Kim and Hannah are here from Junction Neighbourhood Centre (JNC) filling up a van load of hampers at the Addi Road Food Relief Hub. Both of them have seen a lot with COVID-19 and its impact in the community. It might seem hard to equate their brightness with the work that they do, but just talking to them gives you all the reasons you need to understand why they are so positive about what they do.

A social work student from the University of Sydney, Kim has been volunteering with JNC for the last three months. Her working partner Hannah is trained in mental health and counselling therapy. Hannah was employed by JNC to work in aged care just as the first lockdown in Sydney began happening last year.

They explain that Junction Neighbourhood Centre is a not-for-profit organisation based in Maroubra, with two other locations in Glebe and Bondi. It provides all kinds of services and programs, covering the eastern suburbs and a lot of city too, with an agenda to strengthen community feeling. In practice this means dealing not only with the elderly, but also victims of domestic violence, single parents battling to make ends meet and all kinds of families in need.

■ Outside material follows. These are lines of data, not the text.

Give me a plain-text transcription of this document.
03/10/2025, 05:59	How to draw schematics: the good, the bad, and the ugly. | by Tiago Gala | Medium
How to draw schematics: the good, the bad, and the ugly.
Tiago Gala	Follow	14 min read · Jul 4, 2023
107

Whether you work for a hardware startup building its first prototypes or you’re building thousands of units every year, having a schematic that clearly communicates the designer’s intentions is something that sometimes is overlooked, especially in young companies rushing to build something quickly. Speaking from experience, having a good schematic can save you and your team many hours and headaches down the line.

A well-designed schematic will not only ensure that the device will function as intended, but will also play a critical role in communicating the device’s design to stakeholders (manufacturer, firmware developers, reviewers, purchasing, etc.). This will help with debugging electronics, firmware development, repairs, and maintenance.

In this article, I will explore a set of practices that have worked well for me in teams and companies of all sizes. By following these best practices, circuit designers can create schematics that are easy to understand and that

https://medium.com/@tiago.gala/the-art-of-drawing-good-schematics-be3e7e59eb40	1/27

Kim and Hannah say that along with their office locations, JNC has established two pop-up distribution hubs for the Addi Road hampers at a social housing spot in Coogee and another called Namatjira in Chifley. It’s been quite a task, but as part of the JNC team the two of them seem more appreciative than anything else to be part of what the organisation is doing and how they have been able to work with Addi Road.

 

Kim from Junction Neighbourhood Centre picking up hampers at Addi Road Food Relief Hub.

 

Hannah says that “working in aged care I feel like my contribution matters and is appreciated. It’s something that is really wanted. Honestly, I just love it. I still deal with mental health, depression, anxiety, PTSD, all these issues I have training in, but there’s a beautiful balance with a more positive side of things as well. And to be able to bring food to people right now when they need it, it’s an amazing thing.”

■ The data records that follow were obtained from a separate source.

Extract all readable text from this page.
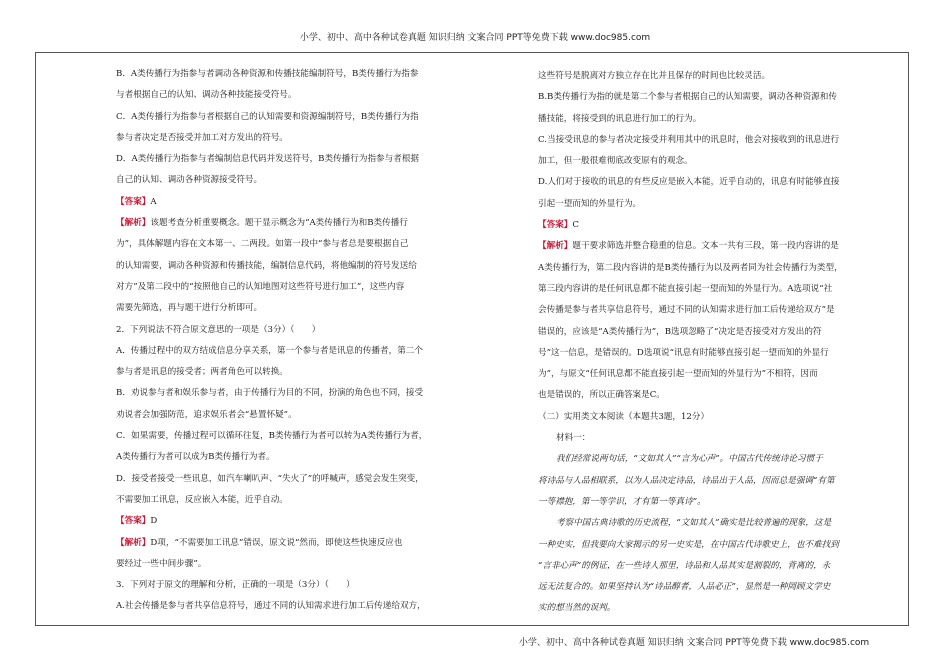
小学、初中、高中各种试卷真题 知识归纳 文案合同 PPT等免费下载 www.doc985.com
B．A类传播行为指参与者调动各种资源和传播技能编制符号，B类传播行为指参
与者根据自己的认知、调动各种技能接受符号。
C．A类传播行为指参与者根据自己的认知需要和资源编制符号，B类传播行为指
参与者决定是否接受并加工对方发出的符号。
D．A类传播行为指参与者编制信息代码并发送符号，B类传播行为指参与者根据
自己的认知、调动各种资源接受符号。
【答案】A
【解析】该题考查分析重要概念。题干显示概念为“A类传播行为和B类传播行
为”，具体解题内容在文本第一、二两段。如第一段中“参与者总是要根据自己
的认知需要，调动各种资源和传播技能，编制信息代码，将他编制的符号发送给
对方”及第二段中的“按照他自己的认知地图对这些符号进行加工”，这些内容
需要先筛选，再与题干进行分析即可。
2．下列说法不符合原文意思的一项是（3分）（　　）
A．传播过程中的双方结成信息分享关系，第一个参与者是讯息的传播者，第二个
参与者是讯息的接受者；两者角色可以转换。
B．劝说参与者和娱乐参与者，由于传播行为目的不同，扮演的角色也不同，接受
劝说者会加强防范，追求娱乐者会“悬置怀疑”。
C．如果需要，传播过程可以循环往复，B类传播行为者可以转为A类传播行为者，
A类传播行为者可以成为B类传播行为者。
D．接受者接受一些讯息，如汽车喇叭声、“失火了”的呼喊声，感觉会发生突变，
不需要加工讯息，反应嵌入本能，近乎自动。
【答案】D
【解析】D项，“不需要加工讯息”错误，原文说“然而，即使这些快速反应也
要经过一些中间步骤”。
3．下列对于原文的理解和分析，正确的一项是（3分）（　　）
A.社会传播是参与者共享信息符号，通过不同的认知需求进行加工后传递给双方，
这些符号是脱离对方独立存在比并且保存的时间也比较灵活。
B.B类传播行为指的就是第二个参与者根据自己的认知需要，调动各种资源和传
播技能，将接受到的讯息进行加工的行为。
C.当接受讯息的参与者决定接受并利用其中的讯息时，他会对接收到的讯息进行
加工，但一般很难彻底改变原有的观念。
D.人们对于接收的讯息的有些反应是嵌入本能，近乎自动的，讯息有时能够直接
引起一望而知的外显行为。
【答案】C
【解析】题干要求筛选并整合稳重的信息。文本一共有三段，第一段内容讲的是
A类传播行为，第二段内容讲的是B类传播行为以及两者同为社会传播行为类型，
第三段内容讲的是任何讯息都不能直接引起一望而知的外显行为。A选项说“社
会传播是参与者共享信息符号，通过不同的认知需求进行加工后传递给双方”是
错误的，应该是“A类传播行为”，B选项忽略了“决定是否接受对方发出的符
号”这一信息，是错误的。D选项说“讯息有时能够直接引起一望而知的外显行
为”，与原文“任何讯息都不能直接引起一望而知的外显行为”不相符，因而
也是错误的，所以正确答案是C。
（二）实用类文本阅读（本题共3题，12分）
材料一：
我们经常说两句话，“文如其人”“言为心声”。中国古代传统诗论习惯于
将诗品与人品相联系，以为人品决定诗品，诗品出于人品，因而总是强调“有第
一等襟抱，第一等学识，才有第一等真诗”。
考察中国古典诗歌的历史流程，“文如其人”确实是比较普遍的现象，这是
一种史实，但我要向大家揭示的另一史实是，在中国古代诗歌史上，也不难找到
“言非心声”的例证，在一些诗人那里，诗品和人品其实是割裂的，背离的，永
远无法复合的。如果坚持认为“诗品醇者，人品必正”，显然是一种罔顾文学史
实的想当然的误判。
小学、初中、高中各种试卷真题 知识归纳 文案合同 PPT等免费下载 www.doc985.com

“The gratitude you receive is very rewarding. It really goes into having a good relationship with people, no matter what their age is or their circumstances, and no matter what you’re doing. The respect that inspires in you is quite special,” Hannah says. “And the thankfulness I feel, just to have a rewarding job like this when so many other people are trying to find work.”

With only a few months experience you’d think Kim was meanwhile pretty fresh to it all, but Hannah indicates her working partner knows plenty. Kim explains that it was actually her mother – a drug and alcohol counsellor by profession – who inspired her to go into social work.

“Even if we were out shopping she’d always make time to stop and talk to the homeless. Everything mum did made me aware of how privileged I was – and how doing something that was that was about growing the world and helping people could also be self-satisfying and beautiful.”

As if a lightbulb has gone off, Kim says “Oh I have this phrase I tell people to explain it: ‘Where there is much given, there is much expected.’ I know I have been given a lot. So what I do can only be expected. I’m very aware of that. And it feels right.”

Their van is almost packed and Kim and Hannah are getting ready to go. They will deliver the Addi Road hampers to their offices and their food hubs, as well as to people’s homes and various apartment blocks.

Kim says “the personal deliveries are the hardest part”. It’s an effort, sure, driving all over the place all day long. But the real difficulty is that “it shows you a much bigger problem going on. And that the problem was happening before Covid. It’s something systemic.”

“You see people running at the thought of free food. The more we do, the more we realise it’s much bigger than you can imagine. Some of the issues we deal with in people’s lives are inter-generational; some are self-inflicted but that doesn’t mean you don’t help. But the hard reality of their lives, the poverty and inequality, that stuff was there before the pandemic and Covid has only heightened it.”

Hannah chips in with a story about a young mother and her two kids who they delivered food to just the other day. She was poor and too frightened to go out. It’s not an especially dramatic tale but it means a lot to Hannah and Kim. The feeling behind it.

Kim says “there are lots of situations like that we experience. When we do the hubs or our drop-offs for food, you get people who almost yell ‘thank you’,” she says, laughing a little. “We receive so much joy. We’re very lucky to feel that and be a part of it. We get given so much in those moments.”